How To Roast Your Own Coffee In 6 Simple Steps
Step 1. Buy unroasted green beans
Keep in mind when ordering that while the beans will increase in size as they're roasted, they'll also lose approximately 15-20% of their weight. Every raw bean will give you its own subtle flavour characteristics as well, so do some research on our origins to make sure you are picking something you'll like.
Step 2. Round up the equipment
You don't need to go out and buy any remotely expensive equipment to turn out small batches at home. If you don't feel like shelling out for a countertop roaster, you can mimic one almost exactly with a popcorn popper. It's a perfect tool since the objective is to heat up the beans in a confined area to temps in excess of 450 degrees—exactly what they're designed to do to corn kernels. If you don't have a popper laying around you could also use a cast iron skillet, a whirley-pop, or even a metal mixing bowl and a heat gun.
Step 3. Start roasting
The other great benefit to roasting your own beans (apart from the freshness) is that you have full control over the boldness of the flavour.
Once you've put the raw beans in your heating element, turn the heat and stir. As you watch, they'll slowly begin to change colour from green to yellow, and eventually to light brown, which is when you should listen for the "first crack", a sound vaguely similar to popcorn popping and it signals when you begin to see chaff (skin of the raw bean). If you're using the popcorn popper, the chaff should rise up and out the spout on its own, but if you're using a different heating method you can simply blow it off the top.
Step 4. Pull them out once they're dark enough
If you like your coffee incredibly light (a city roast), you'll want to quit the roasting process around this point.
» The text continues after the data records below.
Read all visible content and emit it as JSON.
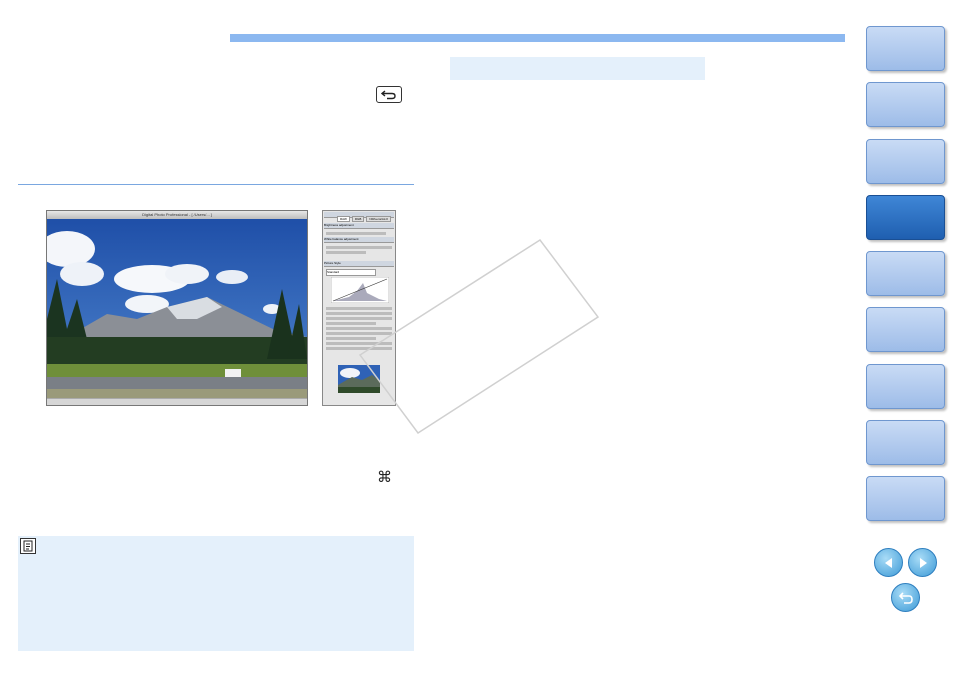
{
  "screenshot_main": {
    "title_text": "Digital Photo Professional - [ /Users/... ]"
  },
  "palette": {
    "tabs": [
      "RAW",
      "RGB",
      "NR/Lens/ALO"
    ],
    "sections": [
      "Brightness adjustment",
      "White balance adjustment",
      "Picture Style"
    ],
    "picture_style_value": "Standard"
  },
  "icons": {
    "undo_key": "return-arrow-icon",
    "command_key": "⌘",
    "memo": "memo-icon",
    "prev": "prev-page-icon",
    "next": "next-page-icon",
    "back": "back-icon"
  },
  "nav": {
    "tabs": [
      "",
      "",
      "",
      "",
      "",
      "",
      "",
      "",
      ""
    ],
    "active_index": 3
  },
  "colors": {
    "accent": "#8cb8f0",
    "light_panel": "#e4f0fb",
    "active_tab": "#2469bd"
  }
}
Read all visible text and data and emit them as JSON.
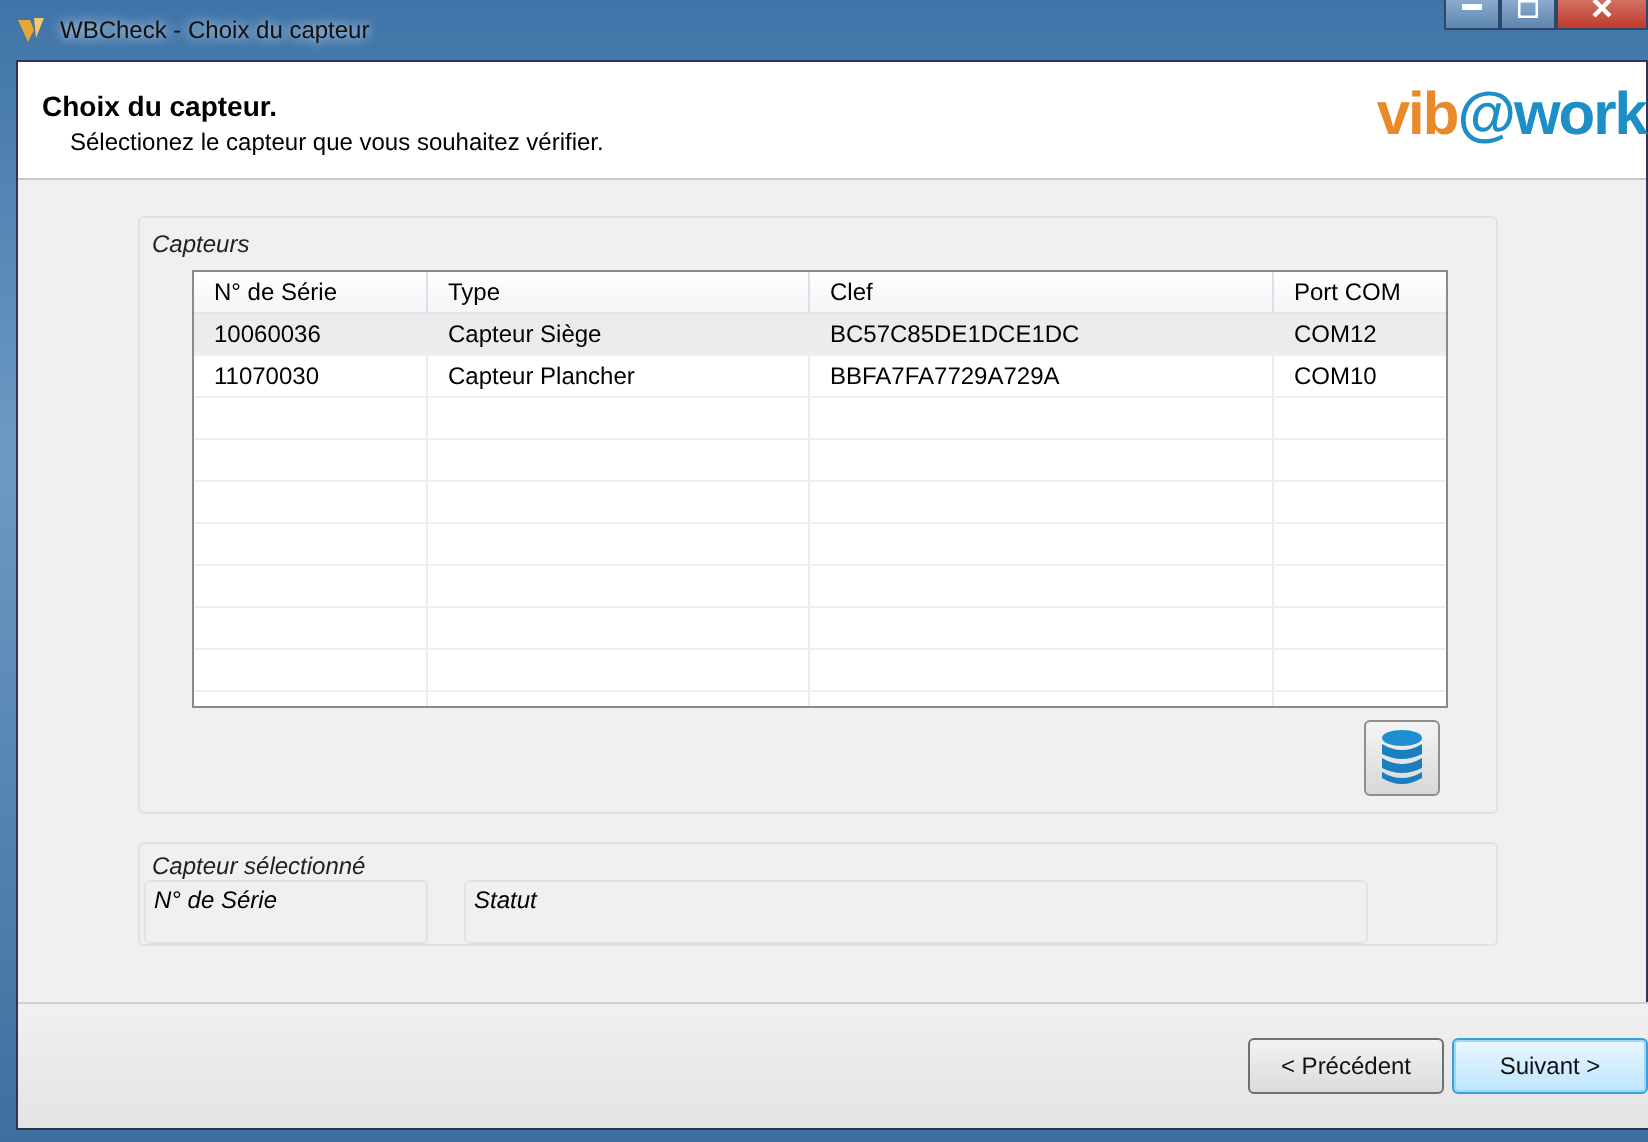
{
  "window": {
    "title": "WBCheck - Choix du capteur"
  },
  "header": {
    "title": "Choix du capteur.",
    "subtitle": "Sélectionez le capteur que vous souhaitez vérifier.",
    "logo": {
      "part1": "vib",
      "part2": "@work"
    }
  },
  "sensors_group": {
    "title": "Capteurs",
    "columns": [
      "N° de Série",
      "Type",
      "Clef",
      "Port COM"
    ],
    "rows": [
      {
        "cells": [
          "10060036",
          "Capteur Siège",
          "BC57C85DE1DCE1DC",
          "COM12"
        ],
        "selected": true
      },
      {
        "cells": [
          "11070030",
          "Capteur Plancher",
          "BBFA7FA7729A729A",
          "COM10"
        ],
        "selected": false
      }
    ]
  },
  "selected_group": {
    "title": "Capteur sélectionné",
    "fields": [
      "N° de Série",
      "Statut"
    ]
  },
  "buttons": [
    {
      "label": "< Précédent",
      "default": false
    },
    {
      "label": "Suivant >",
      "default": true
    }
  ]
}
Like it darker? Hang on a few minutes until you reach a French roast. Just be careful not to wait until it's so black that it's essentially charcoal; it will taste terrible.
Step 5. Cool beans
Once you're happy with the roasting level, it's time to remove the beans and let them cool for a few hours. It's up to you how to do it, you can lay them out on a baking sheet or strainer. They'll be very hot, so be careful not to burn yourself.
Step 6. Let them breathe, then start the brew
Once it's nice and cool, transfer the batch to an airtight container. But don't seal the lid completely for a day or two, since it may explode as the beans slowly off-gas carbon dioxide. You'll want to wait about as long to grind and brew them as well and use them within the five subsequent days for ultimate freshness.